Zarna Garg, born February 15 1975 in Mumbai, is an Indian-American stand-up comic, screenwriter and former lawyer whose act mines the everyday drama of immigrant motherhood.
At fourteen she fled India to escape an arranged marriage, joined a sister in Akron, Ohio, earned a finance degree at the University of Akron and a J.D. at Case Western Reserve, then spent sixteen years as a stay-at-home mother in New York City before her children dared her to try an open-mic in 2018 — a pivot that launched her comedy career overnight.
Within a year she had written the romantic-comedy screenplay “Rearranged,” which won Best Comedy Screenplay at the 2019 Austin Film Festival and reached the Nicholl Fellowship semifinals, and by 2021 she had taken first place on Kevin Hart’s Peacock series “Lyft Comics” and the Ladies of Laughter newcomer title; Apple TV+ featured her in “Gutsy” as “one of the gutsiest women comedians in America” the following year.
Her breakout streaming hour, “Zarna Garg: One in a Billion,” premiered on Prime Video on May 16 2023, delivering rapid-fire riffs on matchmakers, entitled kids and clueless husbands from the Gramercy Theatre stage; The New York Times praised her sitcom-ready presence.
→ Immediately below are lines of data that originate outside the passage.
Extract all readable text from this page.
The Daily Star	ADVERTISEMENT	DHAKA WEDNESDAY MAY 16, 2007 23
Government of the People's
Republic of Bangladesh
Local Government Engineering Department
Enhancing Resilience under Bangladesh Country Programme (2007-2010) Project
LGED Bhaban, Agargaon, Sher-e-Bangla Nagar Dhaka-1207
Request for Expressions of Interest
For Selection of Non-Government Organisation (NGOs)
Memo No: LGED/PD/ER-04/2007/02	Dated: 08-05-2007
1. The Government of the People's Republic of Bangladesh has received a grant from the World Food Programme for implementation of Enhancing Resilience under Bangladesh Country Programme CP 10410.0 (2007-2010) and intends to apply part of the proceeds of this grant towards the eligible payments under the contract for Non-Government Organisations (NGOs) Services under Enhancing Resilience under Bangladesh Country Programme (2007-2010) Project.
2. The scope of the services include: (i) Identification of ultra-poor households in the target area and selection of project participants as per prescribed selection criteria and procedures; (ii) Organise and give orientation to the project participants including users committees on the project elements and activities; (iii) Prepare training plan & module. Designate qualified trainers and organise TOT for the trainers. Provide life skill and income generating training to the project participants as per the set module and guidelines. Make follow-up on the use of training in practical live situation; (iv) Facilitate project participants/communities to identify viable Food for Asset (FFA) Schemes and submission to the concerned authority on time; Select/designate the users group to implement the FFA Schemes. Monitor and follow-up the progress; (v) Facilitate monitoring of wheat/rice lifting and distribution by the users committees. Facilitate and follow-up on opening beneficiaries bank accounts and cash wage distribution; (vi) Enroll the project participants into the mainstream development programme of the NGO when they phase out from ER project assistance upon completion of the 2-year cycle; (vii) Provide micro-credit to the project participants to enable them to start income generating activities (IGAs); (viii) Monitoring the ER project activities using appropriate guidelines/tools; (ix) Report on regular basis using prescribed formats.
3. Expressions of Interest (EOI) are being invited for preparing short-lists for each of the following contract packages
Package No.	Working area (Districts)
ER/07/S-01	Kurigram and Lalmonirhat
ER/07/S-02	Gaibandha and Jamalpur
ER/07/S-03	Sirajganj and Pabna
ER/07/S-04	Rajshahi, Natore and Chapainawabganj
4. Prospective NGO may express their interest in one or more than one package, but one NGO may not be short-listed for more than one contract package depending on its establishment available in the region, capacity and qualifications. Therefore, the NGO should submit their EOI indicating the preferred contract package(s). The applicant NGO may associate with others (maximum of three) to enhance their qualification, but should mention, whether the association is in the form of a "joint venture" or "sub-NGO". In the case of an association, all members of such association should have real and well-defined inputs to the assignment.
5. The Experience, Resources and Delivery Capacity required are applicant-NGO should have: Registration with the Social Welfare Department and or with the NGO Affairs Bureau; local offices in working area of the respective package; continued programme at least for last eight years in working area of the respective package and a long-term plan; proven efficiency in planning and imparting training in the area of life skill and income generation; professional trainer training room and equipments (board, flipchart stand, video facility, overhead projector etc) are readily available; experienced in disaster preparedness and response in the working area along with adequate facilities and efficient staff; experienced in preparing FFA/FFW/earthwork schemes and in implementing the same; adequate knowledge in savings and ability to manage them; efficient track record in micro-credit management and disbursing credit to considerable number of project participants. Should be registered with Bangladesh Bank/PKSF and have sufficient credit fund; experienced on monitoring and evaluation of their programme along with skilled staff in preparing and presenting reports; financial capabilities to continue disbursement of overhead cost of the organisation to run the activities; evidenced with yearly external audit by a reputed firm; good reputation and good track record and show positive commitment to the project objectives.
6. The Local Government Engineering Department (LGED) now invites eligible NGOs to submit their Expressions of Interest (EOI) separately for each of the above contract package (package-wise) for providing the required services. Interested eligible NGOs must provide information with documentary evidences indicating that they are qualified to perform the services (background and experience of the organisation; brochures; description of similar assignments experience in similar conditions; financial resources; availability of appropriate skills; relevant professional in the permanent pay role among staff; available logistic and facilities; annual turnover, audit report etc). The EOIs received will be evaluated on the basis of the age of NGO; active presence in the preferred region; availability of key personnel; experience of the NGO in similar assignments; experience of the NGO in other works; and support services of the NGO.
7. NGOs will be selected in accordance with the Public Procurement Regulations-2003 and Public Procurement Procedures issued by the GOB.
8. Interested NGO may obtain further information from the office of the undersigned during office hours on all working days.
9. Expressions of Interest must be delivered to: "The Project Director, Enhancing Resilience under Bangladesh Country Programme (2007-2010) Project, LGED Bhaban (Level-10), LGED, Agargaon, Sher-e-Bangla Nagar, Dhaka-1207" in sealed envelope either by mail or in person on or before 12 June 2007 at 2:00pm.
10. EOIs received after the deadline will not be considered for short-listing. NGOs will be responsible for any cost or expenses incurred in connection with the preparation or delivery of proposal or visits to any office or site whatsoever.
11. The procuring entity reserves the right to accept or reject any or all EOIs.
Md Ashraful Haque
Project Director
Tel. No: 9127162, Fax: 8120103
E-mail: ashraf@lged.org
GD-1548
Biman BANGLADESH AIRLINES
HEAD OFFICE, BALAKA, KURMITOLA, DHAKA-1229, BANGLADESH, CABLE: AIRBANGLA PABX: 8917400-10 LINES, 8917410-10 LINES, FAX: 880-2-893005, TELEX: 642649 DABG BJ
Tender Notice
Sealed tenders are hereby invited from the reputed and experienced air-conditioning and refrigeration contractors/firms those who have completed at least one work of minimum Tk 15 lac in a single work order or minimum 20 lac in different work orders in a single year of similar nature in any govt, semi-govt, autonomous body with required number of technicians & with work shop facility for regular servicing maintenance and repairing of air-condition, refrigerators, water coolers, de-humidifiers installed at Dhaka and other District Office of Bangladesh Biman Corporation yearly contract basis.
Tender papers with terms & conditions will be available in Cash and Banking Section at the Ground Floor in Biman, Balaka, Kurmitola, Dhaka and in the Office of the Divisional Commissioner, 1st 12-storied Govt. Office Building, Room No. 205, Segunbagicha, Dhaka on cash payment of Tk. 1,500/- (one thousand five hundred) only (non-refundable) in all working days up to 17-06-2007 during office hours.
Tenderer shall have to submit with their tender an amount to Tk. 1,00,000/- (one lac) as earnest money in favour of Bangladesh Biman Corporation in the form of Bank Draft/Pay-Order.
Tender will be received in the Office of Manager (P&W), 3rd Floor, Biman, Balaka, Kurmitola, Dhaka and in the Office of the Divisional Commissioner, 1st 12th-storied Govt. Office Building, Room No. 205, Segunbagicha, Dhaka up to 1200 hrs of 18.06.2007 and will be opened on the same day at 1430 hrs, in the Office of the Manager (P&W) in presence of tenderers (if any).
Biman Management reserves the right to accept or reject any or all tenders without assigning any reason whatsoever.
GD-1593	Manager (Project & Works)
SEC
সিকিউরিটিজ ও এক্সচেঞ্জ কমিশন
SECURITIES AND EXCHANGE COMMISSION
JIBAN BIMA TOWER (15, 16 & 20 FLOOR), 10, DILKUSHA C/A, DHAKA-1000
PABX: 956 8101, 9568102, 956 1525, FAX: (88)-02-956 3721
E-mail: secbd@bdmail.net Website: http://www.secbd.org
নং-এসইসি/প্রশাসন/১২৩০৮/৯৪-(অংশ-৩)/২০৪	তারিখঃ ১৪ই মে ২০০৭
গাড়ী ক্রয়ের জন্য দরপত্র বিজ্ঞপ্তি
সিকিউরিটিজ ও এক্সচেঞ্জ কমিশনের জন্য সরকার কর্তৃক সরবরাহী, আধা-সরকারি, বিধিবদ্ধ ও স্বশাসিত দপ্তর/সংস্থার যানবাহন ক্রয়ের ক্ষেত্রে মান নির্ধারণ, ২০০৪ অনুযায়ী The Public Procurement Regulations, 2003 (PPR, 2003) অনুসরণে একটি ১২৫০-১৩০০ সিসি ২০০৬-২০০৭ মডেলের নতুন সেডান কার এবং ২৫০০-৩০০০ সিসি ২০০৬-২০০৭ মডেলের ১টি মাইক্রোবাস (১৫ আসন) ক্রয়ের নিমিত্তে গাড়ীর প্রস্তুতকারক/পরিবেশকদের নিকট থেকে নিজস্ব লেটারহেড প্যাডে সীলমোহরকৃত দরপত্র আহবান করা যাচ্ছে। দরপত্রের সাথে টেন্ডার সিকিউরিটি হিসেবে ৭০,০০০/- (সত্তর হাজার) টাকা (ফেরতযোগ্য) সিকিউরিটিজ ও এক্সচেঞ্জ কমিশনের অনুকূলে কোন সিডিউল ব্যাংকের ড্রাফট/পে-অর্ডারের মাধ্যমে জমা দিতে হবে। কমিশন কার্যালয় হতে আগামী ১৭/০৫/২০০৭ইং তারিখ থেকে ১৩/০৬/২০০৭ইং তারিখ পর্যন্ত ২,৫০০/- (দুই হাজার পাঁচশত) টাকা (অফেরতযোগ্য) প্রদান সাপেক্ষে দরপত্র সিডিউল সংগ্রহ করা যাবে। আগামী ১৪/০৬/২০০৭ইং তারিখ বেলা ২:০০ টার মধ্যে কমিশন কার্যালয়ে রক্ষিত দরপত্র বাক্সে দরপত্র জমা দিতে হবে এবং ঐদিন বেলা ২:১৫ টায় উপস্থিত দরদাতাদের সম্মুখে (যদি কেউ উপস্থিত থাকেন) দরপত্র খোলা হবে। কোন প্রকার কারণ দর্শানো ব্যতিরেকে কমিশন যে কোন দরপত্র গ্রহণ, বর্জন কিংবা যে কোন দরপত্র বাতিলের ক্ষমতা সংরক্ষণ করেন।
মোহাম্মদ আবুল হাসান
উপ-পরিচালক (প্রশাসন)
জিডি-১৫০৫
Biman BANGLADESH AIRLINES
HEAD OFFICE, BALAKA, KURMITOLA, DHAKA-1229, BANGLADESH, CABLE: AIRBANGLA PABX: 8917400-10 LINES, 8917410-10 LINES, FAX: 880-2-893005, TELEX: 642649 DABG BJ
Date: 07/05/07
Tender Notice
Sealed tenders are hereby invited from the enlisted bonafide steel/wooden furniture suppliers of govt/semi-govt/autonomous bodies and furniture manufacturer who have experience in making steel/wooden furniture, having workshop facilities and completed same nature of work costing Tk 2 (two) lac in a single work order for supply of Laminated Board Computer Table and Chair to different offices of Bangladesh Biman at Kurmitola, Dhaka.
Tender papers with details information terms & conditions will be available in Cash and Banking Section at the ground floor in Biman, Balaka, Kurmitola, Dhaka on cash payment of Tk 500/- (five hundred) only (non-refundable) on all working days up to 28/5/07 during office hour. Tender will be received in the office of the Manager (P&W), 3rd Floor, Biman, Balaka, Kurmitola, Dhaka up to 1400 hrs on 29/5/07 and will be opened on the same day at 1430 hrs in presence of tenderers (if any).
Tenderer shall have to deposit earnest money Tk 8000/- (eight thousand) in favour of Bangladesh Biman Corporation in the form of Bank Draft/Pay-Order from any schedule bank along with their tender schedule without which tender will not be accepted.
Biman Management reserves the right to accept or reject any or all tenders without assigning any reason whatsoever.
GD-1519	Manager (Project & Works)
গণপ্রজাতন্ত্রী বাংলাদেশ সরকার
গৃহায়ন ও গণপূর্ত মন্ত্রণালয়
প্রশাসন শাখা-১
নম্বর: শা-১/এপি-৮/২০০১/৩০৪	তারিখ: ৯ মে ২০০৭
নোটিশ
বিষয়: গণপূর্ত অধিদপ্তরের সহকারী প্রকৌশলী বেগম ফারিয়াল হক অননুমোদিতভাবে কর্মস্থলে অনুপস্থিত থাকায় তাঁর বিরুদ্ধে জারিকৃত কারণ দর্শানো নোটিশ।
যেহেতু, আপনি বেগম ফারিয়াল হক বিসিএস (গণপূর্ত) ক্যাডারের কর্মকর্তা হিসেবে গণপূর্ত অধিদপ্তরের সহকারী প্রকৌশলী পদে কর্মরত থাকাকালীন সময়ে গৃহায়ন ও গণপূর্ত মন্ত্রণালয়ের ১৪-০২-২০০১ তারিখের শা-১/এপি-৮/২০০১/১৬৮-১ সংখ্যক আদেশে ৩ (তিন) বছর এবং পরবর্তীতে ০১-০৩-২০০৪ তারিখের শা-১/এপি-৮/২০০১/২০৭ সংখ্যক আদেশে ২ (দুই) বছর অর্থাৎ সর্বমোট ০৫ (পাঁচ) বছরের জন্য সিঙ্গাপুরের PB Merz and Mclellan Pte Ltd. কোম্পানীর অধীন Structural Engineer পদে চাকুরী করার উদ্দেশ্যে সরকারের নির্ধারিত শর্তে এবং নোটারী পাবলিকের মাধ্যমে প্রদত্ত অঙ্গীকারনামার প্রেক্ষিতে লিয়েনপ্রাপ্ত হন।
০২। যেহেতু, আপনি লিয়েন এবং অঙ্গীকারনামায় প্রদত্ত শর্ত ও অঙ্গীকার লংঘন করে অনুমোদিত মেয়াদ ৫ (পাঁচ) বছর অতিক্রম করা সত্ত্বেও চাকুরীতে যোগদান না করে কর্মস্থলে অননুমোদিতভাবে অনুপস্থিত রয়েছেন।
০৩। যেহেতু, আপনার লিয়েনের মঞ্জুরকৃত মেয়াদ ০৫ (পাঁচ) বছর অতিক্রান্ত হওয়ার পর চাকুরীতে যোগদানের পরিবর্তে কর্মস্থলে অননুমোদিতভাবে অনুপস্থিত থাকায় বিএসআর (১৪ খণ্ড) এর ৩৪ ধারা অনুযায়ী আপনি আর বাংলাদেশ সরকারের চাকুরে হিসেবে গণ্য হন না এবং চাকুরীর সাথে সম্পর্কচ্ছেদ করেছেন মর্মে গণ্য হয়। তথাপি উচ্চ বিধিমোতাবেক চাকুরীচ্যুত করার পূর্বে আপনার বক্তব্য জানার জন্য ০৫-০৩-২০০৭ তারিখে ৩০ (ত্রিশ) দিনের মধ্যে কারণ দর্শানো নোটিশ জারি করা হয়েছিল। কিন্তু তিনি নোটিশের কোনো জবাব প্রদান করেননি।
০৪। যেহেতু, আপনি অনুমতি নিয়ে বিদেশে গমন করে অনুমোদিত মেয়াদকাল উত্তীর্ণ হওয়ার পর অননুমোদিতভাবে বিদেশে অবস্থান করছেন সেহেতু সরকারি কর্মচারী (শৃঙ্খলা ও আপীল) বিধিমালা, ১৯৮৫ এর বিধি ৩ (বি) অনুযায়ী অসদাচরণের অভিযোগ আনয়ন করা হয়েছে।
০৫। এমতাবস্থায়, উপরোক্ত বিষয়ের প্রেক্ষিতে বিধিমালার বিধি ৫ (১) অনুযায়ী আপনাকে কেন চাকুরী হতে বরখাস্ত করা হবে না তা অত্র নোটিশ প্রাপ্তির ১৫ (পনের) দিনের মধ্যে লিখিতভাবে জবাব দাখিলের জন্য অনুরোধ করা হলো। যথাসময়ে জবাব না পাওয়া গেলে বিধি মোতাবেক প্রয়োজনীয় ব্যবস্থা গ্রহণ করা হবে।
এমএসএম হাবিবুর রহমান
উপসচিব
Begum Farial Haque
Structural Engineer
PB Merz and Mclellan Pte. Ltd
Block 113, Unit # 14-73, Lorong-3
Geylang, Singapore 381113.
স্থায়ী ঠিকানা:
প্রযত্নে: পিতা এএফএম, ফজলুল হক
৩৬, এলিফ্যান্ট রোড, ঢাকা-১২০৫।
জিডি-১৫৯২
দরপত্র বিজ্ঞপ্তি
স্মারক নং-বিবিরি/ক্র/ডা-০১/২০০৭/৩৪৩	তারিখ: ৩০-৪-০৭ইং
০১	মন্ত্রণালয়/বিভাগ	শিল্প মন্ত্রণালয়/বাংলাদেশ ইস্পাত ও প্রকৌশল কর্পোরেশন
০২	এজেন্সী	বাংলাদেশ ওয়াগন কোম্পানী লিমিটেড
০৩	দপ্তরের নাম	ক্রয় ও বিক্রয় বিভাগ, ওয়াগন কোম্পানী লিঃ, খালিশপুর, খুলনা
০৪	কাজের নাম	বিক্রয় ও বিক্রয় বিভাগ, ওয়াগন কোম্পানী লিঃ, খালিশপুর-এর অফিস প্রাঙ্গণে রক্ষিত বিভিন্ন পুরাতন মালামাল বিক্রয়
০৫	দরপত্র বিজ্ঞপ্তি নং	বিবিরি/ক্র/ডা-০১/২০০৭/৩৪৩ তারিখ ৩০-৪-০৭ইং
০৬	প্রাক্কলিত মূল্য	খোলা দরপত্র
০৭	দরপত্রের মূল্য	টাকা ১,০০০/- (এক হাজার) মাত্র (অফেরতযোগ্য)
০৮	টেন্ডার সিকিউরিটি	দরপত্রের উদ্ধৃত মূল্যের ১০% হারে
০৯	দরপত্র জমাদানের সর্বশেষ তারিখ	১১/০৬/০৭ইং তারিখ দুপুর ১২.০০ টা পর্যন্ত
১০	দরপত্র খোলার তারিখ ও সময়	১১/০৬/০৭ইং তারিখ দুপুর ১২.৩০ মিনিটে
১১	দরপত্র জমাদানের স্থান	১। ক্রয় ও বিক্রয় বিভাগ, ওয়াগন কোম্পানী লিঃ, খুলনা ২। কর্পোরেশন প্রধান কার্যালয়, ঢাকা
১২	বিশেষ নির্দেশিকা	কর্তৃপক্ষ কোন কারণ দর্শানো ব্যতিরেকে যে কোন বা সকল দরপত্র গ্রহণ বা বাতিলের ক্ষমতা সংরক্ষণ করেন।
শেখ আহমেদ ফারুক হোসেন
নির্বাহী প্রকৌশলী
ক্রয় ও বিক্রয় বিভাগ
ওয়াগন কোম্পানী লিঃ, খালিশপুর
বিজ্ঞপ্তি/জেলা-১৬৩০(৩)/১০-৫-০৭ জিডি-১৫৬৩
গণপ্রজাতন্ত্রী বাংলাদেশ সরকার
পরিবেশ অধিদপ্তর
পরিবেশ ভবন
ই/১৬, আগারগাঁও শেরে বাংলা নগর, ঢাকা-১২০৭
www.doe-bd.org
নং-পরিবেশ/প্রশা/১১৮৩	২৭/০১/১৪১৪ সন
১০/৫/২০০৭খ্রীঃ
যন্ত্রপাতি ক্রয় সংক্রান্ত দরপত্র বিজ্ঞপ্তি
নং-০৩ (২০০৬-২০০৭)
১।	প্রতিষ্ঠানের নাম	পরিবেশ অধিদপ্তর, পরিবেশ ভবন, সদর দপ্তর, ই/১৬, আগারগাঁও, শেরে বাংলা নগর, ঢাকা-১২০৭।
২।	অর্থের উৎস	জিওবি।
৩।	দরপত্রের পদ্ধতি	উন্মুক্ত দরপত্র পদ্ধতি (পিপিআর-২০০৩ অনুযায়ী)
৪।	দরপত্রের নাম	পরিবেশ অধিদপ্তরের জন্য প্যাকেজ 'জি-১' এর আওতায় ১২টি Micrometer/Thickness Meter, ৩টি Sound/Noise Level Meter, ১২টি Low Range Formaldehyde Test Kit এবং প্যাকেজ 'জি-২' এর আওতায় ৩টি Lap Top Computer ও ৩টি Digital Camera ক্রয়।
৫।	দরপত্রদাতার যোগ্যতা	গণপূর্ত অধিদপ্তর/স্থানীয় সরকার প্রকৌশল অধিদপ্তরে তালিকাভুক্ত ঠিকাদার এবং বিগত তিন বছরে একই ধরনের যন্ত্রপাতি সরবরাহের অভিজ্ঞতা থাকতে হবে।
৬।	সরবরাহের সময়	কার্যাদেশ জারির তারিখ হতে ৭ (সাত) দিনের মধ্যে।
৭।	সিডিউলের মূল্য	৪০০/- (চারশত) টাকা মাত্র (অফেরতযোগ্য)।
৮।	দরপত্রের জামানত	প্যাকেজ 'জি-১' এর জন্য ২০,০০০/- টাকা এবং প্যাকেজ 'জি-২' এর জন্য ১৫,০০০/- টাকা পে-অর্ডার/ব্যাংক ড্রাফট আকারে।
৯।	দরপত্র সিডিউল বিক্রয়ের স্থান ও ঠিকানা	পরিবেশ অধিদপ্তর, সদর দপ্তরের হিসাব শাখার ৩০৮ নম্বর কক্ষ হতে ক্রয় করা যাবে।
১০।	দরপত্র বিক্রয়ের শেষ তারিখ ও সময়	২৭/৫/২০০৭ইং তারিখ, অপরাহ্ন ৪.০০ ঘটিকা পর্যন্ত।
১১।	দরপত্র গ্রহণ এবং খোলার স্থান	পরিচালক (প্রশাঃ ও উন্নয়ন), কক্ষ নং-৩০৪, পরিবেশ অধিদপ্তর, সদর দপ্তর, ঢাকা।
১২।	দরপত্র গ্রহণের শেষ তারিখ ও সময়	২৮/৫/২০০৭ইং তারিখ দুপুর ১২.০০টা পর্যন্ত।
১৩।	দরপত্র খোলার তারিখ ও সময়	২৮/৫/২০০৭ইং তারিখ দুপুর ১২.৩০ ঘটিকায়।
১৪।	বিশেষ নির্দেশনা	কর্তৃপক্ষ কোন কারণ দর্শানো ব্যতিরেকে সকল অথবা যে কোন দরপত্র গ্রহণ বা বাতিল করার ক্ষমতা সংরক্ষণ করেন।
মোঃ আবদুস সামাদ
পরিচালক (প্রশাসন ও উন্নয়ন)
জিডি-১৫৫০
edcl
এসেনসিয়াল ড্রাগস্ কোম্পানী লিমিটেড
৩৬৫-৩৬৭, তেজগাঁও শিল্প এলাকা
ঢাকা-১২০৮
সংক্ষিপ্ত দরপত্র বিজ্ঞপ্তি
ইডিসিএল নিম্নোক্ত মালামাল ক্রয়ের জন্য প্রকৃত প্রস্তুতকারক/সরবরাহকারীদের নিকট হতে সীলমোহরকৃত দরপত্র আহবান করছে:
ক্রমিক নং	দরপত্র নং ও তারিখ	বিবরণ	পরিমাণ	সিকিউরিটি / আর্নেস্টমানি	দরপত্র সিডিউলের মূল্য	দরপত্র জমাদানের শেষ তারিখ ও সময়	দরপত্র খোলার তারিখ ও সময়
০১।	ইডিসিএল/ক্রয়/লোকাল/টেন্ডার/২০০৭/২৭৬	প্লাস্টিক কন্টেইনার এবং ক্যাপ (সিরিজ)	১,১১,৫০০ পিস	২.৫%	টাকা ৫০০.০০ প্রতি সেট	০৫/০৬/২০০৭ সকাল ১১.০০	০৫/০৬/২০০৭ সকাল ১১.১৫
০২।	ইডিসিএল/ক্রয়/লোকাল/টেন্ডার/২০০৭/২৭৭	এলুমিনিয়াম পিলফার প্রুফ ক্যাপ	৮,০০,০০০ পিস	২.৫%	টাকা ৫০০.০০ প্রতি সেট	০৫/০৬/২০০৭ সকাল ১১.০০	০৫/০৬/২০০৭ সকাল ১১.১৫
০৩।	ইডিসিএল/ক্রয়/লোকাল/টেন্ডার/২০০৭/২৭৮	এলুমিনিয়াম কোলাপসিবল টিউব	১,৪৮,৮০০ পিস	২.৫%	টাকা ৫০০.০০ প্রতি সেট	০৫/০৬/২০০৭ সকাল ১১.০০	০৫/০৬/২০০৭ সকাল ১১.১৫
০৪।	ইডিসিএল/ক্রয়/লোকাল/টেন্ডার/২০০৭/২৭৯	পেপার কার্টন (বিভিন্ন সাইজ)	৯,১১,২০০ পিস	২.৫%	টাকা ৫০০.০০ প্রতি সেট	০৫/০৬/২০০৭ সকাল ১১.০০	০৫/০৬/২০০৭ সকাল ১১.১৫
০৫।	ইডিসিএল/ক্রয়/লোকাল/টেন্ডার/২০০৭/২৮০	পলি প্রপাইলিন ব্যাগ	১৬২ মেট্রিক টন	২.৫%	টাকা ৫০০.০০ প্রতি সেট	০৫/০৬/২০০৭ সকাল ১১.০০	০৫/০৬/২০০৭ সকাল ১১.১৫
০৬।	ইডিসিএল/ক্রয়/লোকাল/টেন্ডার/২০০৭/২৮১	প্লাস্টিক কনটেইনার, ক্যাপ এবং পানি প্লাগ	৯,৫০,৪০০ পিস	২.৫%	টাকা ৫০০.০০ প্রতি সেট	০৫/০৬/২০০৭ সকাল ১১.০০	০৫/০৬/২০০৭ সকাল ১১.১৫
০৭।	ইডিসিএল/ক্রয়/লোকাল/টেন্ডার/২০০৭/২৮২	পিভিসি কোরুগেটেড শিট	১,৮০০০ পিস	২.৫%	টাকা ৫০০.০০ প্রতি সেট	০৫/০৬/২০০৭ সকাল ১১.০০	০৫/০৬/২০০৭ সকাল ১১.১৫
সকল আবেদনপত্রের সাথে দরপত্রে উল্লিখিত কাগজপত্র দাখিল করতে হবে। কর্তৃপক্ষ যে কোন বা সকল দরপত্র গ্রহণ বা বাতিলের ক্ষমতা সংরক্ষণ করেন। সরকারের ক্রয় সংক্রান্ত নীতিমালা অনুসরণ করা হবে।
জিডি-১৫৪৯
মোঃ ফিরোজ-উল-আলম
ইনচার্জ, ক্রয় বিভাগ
Variety named her one of its “10 Comics to Watch” for 2023, and she has since popped up on “The Tonight Show,” “Late Night with Seth Meyers,” and other U.S. talkers while opening arena shows for Tina Fey and Amy Poehler; her second special, “Practical People Win,” landed on Hulu in 2025.
Garg’s creative orbit keeps expanding: she voices her home life on “The Zarna Garg Family Podcast,” released her memoir “This American Woman” on April 29 2025 (quickly a New York Times bestseller), and made her screen-acting debut as Megha Gavaskar in the queer rom-com “A Nice Indian Boy,” which premiered at SXSW and earned a New York Times Critic’s Pick this spring.